Japan’s lower house approves bills that could see troops sent to fight abroad for the first time since World War Two. Julie Noce reports.
Despite protests, lawmakers vote to expand Japan’s military role
Controversial security legislation has been approved in Japan’s lower house of parliament that could see the country send troops to fight abroad for the first time since World War Two.
The bills would allow collective self-defence, or fighting to defend a friendly country, like the United States.
Prime Minister Shinzo Abe says the measures are necessary to meet new challenges, especially those from China.
(SOUNDBITE) (Japanese) JAPANESE PRIME MINISTER, SHINZO ABE, SAYING:
“The security situation surrounding Japan is becoming increasingly challenging.
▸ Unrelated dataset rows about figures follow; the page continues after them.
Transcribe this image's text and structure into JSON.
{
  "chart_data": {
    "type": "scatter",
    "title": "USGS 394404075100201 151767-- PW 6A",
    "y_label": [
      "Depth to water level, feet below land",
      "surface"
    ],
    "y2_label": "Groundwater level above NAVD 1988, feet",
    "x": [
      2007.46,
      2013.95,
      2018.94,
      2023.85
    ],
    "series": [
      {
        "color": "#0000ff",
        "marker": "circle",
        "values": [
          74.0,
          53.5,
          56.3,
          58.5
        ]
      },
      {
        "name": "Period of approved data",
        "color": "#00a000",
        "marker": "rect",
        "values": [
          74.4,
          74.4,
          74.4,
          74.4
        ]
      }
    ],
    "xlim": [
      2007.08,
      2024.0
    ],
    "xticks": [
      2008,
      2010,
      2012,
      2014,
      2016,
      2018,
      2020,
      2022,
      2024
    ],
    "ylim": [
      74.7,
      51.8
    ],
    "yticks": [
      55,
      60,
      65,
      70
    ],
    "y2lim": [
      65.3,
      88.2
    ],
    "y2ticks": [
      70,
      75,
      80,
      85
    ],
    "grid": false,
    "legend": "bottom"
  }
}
With this in mind, it is an absolutely necessary legislation to protect the lives of the Japanese and also to prevent the country from going to war. “
Besides expanding the scope of Japan’s military the bills would relax limits on peace-keeping operations and would make it easier to respond to “grey zone” incidents.
The country’s constitution, which was drafted after Japan’s World War Two defeat, places strict limits on the country’s armed forces.
Opponents of the bills say the revisions could entangle Japan in U.S.-led conflicts around the world.
The legislation will now go to the upper house. If no vote is taken after 60 days it will be returned to the lower house, where Abe’s coalition can enact the measures with a two-thirds majority.